Err, no, sorry if you thought it was.  If you still want to volunteer
I'm sure it'd be more than welcome.

> I think I'll move the integrity check to the db, so that it's possible
> to check the column lengths etc. (pageinspect seems like a good module
> to mutilate in this direction) but I still believe it'd be useful to
> have an offline tool for basic checks. Would pg_filedump be a resonable
> tool to do that?

No, I don't think pg_filedump is a good host for such checks.  If we're
going to have a tool to do that it'd be better to be able to include it in
core (or at least contrib), and we can't have pg_filedump in there for
licensing reasons.

-- 
Álvaro Herrera <alvherre@commandprompt.com>
The PostgreSQL Company - Command Prompt, Inc.
PostgreSQL Replication, Consulting, Custom Development, 24x7 support


Re: offline consistency check and info on attributes

От
Tom Lane
Дата:
Alvaro Herrera <alvherre@commandprompt.com> writes:
> Excerpts from Tomas Vondra's message of mar abr 26 17:39:19 -0300 2011:
>> Dne 25.4.2011 18:16, Alvaro Herrera napsal(a):
>> I think I'll move the integrity check to the db, so that it's possible
>> to check the column lengths etc. (pageinspect seems like a good module
>> to mutilate in this direction) but I still believe it'd be useful to
>> have an offline tool for basic checks.

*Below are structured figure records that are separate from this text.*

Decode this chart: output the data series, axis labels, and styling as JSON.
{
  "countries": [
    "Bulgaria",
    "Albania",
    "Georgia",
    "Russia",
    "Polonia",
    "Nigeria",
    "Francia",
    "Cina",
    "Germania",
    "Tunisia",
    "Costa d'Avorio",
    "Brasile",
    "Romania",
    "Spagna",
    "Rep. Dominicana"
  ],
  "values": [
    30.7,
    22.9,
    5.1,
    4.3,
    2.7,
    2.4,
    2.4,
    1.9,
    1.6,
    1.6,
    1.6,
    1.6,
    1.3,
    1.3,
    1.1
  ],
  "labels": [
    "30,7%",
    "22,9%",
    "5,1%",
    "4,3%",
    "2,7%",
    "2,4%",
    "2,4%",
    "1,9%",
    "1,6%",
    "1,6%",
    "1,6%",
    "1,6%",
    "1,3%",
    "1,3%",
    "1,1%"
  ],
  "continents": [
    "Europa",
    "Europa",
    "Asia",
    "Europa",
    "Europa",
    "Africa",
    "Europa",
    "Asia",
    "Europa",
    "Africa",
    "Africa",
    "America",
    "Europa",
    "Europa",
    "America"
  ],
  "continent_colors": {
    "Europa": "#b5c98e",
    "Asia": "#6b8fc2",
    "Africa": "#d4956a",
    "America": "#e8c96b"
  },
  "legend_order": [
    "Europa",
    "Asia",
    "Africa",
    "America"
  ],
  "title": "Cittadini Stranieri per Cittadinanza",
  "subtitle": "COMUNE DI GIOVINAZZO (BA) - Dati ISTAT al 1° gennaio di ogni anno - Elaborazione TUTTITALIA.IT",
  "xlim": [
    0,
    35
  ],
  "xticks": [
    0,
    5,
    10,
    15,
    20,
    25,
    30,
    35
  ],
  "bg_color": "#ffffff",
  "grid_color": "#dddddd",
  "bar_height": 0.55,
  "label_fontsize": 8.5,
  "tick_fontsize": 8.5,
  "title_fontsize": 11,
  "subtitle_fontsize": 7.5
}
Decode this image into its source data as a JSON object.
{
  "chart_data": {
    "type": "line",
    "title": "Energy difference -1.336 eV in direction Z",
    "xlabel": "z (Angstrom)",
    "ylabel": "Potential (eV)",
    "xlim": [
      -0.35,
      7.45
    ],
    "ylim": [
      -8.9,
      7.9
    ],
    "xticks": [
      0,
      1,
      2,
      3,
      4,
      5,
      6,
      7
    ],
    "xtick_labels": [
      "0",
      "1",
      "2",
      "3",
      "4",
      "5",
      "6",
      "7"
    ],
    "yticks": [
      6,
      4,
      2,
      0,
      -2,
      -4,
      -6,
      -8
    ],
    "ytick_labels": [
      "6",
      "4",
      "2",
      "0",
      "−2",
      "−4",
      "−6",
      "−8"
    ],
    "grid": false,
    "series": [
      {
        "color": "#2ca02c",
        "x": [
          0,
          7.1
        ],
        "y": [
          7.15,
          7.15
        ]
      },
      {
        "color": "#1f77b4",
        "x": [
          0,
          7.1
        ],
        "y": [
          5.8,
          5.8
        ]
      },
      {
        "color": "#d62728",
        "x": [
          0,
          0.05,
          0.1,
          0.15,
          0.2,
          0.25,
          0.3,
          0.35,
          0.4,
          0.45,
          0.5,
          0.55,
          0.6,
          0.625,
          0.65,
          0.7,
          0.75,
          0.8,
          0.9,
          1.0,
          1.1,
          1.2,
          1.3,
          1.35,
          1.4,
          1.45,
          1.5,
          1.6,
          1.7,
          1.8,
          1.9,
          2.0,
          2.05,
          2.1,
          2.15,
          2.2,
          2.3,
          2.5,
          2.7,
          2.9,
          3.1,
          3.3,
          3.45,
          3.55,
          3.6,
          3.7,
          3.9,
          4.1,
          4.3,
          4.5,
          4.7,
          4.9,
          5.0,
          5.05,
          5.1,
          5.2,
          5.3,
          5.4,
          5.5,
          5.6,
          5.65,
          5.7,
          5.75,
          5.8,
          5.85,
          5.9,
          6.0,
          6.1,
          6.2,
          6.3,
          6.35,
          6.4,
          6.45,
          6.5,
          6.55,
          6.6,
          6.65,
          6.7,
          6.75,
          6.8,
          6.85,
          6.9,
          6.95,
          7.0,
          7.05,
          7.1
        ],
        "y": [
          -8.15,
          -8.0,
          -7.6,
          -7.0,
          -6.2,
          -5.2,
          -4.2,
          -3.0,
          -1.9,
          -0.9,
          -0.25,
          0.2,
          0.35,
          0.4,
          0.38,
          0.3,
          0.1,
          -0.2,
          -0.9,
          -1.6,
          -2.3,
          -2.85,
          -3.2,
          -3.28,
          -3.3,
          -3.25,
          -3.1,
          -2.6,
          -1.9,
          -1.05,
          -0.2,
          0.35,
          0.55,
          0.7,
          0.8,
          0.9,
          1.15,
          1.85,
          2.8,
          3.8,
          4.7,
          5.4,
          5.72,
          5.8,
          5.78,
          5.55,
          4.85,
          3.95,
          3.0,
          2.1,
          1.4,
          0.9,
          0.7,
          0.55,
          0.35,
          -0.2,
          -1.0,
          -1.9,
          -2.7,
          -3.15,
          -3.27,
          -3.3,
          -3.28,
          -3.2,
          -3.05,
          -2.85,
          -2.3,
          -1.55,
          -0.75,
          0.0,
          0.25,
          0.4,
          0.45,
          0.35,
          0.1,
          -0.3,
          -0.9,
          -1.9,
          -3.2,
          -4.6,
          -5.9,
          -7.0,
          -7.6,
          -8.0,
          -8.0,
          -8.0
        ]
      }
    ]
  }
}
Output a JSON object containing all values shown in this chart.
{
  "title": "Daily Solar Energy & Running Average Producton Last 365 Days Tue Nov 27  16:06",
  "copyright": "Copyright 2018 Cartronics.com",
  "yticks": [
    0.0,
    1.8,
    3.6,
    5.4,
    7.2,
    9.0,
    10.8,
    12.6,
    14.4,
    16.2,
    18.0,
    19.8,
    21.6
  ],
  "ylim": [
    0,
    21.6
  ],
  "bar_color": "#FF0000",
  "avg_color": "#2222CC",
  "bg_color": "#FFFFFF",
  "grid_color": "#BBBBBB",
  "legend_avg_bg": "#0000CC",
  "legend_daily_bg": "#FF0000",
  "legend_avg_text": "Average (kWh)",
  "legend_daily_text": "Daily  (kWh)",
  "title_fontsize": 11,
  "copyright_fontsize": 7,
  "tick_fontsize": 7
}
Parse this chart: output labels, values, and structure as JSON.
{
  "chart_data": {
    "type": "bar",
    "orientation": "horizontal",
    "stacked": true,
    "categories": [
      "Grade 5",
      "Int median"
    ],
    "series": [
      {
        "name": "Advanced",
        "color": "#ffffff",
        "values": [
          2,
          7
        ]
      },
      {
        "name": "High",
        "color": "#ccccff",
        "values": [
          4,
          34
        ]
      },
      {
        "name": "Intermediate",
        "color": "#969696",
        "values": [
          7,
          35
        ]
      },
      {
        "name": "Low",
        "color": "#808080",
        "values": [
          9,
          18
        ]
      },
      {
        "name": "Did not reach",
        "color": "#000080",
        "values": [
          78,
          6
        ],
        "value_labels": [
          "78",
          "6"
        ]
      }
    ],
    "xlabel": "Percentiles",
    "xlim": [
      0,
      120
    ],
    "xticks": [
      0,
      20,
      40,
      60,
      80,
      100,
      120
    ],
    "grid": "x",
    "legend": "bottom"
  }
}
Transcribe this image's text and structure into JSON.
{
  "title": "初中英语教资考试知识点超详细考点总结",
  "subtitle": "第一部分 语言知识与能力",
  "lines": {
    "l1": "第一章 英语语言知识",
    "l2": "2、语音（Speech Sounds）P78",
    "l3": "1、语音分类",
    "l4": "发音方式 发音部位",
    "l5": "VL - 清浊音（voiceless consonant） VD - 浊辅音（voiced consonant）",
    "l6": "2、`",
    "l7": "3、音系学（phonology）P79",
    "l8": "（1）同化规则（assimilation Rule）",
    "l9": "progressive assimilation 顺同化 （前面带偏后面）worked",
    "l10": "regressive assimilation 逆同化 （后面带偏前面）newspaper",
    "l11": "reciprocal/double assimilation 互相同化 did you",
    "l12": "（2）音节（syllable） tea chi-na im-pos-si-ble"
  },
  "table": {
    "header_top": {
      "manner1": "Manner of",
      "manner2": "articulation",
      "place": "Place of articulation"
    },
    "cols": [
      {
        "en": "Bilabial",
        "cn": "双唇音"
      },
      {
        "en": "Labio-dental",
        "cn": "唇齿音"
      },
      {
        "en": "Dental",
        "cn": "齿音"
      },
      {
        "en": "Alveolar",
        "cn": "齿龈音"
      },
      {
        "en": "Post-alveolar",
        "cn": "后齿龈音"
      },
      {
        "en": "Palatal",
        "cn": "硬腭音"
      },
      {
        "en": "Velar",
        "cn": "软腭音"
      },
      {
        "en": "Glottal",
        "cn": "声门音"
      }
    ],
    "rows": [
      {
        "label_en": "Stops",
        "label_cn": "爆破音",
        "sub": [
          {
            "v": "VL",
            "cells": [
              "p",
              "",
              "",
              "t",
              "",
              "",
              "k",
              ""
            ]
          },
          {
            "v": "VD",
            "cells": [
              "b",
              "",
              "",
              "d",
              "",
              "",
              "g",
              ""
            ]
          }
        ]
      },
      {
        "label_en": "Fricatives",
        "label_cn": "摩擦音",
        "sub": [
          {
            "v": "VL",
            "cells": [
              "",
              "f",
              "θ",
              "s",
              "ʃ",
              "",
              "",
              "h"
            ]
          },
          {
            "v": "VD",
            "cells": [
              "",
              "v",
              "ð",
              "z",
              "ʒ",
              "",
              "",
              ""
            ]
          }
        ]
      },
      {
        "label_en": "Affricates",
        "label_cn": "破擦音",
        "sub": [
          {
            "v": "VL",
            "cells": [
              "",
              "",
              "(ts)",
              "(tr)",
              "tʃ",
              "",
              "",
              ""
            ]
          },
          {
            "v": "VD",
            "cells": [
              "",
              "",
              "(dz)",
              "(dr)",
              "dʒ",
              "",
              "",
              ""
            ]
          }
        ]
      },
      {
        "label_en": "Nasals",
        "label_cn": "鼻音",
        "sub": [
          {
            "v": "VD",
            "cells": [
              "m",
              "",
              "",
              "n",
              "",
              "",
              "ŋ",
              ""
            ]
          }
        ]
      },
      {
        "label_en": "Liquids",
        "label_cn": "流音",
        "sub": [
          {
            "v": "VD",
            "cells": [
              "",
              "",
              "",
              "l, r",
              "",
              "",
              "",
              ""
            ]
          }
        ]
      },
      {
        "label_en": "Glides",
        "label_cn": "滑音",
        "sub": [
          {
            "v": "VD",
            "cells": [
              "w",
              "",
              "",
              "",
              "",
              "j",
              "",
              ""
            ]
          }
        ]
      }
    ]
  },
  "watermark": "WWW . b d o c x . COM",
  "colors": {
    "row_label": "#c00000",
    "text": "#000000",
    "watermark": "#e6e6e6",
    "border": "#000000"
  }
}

Would pg_filedump be a resonable
>> tool to do that?

> No, I don't think pg_filedump is a good host for such checks.  If we're
> going to have a tool to do that it'd be better to be able to include it in
> core (or at least contrib), and we can't have pg_filedump in there for
> licensing reasons.

Quite aside from licensing reasons, pg_filedump is only meant to print
out a very low-level representation of file contents; it has little
real understanding of what it's printing.  So I think it's a bad basis
for a verification utility on technical grounds too.
        regards, tom lane